Autism can be hard to understand for those who aren’t impacted by this disorder, or don’t know someone personally with Autism. If you’re wondering what to know about Autism, and how you can be an ally to the Autism community, here are some basics you should know!
What to Know About Autism:
Oxford dictionary describes Autism as, “A developmental disorder of variable severity that is characterized by difficulty in social interaction and communication and by restricted or repetitive patterns of thought and behavior.” The full name of this disorder is, “Autism Spectrum Disorder”, which ties to this definition that Autism is a spectrum and it varies based on the individual.
Autism is a spectrum:
Autism is call Autism Spectrum Disorder for a reason. Not everyone with the disorder will be impacted in the same way. Some individuals might have high sensory needs but do well with emotional regulation and executive functioning. While other individuals might not have any sensory needs at all, but could really struggle with emotional regulation and repetitive behaviors. No two cases of Autism will ever look the same.
Just because someone is non-verbal, it doesn’t mean they can’t understand:
When dealing with any individual with any disability, it is always best to assume competence at all times. Many individuals with Autism are non-verbal but just because they cannot speak, it doesn’t mean they don’t understand what you’re saying. People with Autism are often great observers and are taking in more information from the world around them than you might think. They’re likely noticing and taking in information on things that you aren’t noticing.

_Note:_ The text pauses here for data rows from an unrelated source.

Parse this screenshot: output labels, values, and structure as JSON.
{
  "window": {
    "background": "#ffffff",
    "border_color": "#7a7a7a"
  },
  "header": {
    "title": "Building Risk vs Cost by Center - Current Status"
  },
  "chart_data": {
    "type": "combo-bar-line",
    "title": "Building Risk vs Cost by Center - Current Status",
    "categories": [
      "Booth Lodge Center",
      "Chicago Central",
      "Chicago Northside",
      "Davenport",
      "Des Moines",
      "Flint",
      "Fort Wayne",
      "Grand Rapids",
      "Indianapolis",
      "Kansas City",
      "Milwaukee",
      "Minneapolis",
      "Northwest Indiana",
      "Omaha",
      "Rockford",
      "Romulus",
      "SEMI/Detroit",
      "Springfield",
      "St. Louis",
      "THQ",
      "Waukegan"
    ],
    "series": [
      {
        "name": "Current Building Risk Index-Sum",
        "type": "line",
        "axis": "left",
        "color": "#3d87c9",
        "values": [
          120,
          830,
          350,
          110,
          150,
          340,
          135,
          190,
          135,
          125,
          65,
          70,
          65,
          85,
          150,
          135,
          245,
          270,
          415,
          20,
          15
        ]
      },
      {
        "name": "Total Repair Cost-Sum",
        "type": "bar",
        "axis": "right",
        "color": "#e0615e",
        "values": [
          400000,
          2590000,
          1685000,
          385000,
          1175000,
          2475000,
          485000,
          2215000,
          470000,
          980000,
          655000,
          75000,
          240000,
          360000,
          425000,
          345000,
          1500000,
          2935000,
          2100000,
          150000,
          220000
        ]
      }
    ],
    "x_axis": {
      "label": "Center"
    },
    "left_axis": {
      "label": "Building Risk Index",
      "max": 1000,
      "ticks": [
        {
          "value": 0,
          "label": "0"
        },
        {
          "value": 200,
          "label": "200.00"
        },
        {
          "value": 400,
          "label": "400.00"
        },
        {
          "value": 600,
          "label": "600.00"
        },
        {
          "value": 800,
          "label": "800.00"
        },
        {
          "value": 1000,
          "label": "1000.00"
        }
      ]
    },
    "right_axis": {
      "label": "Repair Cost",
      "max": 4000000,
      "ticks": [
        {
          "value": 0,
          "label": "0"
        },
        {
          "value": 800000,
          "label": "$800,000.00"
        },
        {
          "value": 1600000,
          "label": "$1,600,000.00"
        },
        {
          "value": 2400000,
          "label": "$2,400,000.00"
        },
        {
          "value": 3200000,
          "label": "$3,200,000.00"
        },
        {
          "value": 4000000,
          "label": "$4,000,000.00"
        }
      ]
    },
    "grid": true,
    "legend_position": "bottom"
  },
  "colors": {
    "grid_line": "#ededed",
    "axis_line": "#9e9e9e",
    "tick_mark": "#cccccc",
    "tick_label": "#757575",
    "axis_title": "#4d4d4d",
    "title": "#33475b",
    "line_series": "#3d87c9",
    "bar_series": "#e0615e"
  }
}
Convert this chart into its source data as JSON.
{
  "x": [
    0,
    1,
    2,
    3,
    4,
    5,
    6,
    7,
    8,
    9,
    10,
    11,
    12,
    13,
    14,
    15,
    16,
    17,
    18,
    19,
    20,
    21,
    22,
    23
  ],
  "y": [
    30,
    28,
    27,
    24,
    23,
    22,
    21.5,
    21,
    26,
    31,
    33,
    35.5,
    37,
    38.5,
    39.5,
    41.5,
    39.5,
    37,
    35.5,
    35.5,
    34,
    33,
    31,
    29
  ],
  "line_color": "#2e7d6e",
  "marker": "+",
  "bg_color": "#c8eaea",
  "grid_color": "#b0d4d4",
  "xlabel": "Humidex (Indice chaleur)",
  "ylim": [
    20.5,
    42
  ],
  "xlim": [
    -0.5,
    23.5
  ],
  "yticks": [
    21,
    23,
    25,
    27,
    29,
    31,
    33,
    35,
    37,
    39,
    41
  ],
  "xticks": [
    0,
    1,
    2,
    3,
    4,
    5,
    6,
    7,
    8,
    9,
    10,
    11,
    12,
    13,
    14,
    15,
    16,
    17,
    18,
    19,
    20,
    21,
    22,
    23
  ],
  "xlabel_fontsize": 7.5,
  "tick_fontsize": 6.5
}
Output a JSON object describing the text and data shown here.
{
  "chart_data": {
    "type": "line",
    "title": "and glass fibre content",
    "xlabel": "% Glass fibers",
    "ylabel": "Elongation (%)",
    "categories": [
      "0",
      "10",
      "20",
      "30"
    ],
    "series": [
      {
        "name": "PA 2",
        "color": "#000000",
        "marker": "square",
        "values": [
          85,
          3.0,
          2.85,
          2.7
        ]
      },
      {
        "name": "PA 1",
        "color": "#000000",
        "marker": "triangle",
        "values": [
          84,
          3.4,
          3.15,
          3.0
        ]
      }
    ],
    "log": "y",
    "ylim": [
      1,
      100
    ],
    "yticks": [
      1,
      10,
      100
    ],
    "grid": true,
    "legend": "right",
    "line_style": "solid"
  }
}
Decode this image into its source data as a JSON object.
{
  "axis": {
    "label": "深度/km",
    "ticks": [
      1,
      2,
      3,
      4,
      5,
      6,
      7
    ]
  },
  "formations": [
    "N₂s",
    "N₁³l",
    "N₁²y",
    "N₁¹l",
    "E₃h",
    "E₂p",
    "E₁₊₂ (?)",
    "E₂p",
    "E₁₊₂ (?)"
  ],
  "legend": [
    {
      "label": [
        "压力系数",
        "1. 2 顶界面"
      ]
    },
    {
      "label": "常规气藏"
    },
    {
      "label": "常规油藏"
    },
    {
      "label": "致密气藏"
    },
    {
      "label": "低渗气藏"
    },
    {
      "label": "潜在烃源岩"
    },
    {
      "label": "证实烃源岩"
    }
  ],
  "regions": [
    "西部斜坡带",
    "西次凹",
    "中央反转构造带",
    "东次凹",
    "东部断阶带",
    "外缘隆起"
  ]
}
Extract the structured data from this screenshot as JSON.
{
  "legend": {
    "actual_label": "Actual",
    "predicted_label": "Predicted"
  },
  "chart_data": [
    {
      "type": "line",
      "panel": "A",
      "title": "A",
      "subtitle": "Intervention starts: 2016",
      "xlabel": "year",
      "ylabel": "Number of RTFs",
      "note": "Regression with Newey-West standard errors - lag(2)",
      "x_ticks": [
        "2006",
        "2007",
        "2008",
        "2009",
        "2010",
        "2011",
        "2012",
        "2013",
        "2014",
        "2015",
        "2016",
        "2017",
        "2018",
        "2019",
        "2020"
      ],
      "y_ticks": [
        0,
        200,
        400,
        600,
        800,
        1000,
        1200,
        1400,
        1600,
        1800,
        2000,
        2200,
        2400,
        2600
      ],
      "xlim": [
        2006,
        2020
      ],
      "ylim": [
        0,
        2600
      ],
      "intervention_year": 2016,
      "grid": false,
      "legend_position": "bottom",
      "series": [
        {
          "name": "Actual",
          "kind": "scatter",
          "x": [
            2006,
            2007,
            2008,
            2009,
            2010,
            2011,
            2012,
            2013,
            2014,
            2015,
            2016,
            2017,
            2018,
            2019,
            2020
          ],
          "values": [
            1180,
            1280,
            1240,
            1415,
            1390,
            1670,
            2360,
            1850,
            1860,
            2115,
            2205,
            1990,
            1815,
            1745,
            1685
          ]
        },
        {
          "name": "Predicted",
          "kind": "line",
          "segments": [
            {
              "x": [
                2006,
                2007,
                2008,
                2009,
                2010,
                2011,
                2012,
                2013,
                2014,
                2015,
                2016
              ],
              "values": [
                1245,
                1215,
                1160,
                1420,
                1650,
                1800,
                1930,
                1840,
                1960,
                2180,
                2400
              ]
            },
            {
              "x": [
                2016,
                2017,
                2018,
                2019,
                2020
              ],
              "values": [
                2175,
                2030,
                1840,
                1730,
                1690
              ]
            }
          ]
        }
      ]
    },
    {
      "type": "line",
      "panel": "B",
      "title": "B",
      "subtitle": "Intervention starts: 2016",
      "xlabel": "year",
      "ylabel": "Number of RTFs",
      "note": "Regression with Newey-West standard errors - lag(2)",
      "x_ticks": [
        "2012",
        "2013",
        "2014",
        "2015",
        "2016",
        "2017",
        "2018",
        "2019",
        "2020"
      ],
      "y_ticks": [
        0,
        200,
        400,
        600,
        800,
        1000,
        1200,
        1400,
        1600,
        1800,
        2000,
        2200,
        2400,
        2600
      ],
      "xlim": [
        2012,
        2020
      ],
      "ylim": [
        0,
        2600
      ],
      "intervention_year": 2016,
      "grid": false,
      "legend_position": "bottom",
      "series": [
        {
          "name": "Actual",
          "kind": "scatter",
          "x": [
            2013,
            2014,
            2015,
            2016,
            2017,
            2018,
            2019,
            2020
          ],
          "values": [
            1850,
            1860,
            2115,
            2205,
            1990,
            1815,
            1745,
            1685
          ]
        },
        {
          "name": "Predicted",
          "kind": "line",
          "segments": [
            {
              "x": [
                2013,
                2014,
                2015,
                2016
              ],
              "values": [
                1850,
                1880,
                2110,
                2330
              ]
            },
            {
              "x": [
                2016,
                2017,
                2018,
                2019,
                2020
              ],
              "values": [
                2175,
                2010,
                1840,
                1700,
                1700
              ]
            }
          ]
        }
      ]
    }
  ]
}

You can’t tell someone has Autism by looking at them:
There is no “look” for Autism. Frequently people who are less impacted by Autism comment about how exhausting it is feeling like they have to “mask” all the time to fit into society. It’s draining for them to blend in but often these individuals are among us and we may never know. This is why it’s important to remember that we don’t know what everyone else is going through and it’s a great reminder to be kind.
Interacting with people with Autism:
When interacting with people who have Autism, treat them like any other person. Look into their eyes, talk to them, get to know their interests, find common ground and connect with them. These are all great ways to interact with people who have Autism. If they’re nonverbal, look for cues of how they’re feeling or things they might be interested in. We have an entire blog post all about interacting with non-verbal individuals.
What to Know About Autism, Inclusive Language:
A few months ago we wrote a post all about inclusive language for people with disabilities. In that post we wrote about how most individuals prefer person first language such has, “person with a disability”, instead of “disabled person”. However, Autism is a unique group in that many of the individuals in this community prefer to be called Autistic instead of “a person with Autism”. Each person may have their own preferences. It never hurts to ask. In most circumstances, using either of the above phrases should be completely fine.
We hope this post was helpful for you to learn more about Autism and this complex disorder. At the end of the day people with Autism are unique individuals just like anyone else and they deserve the respect and attention you would give to anyone else in your life.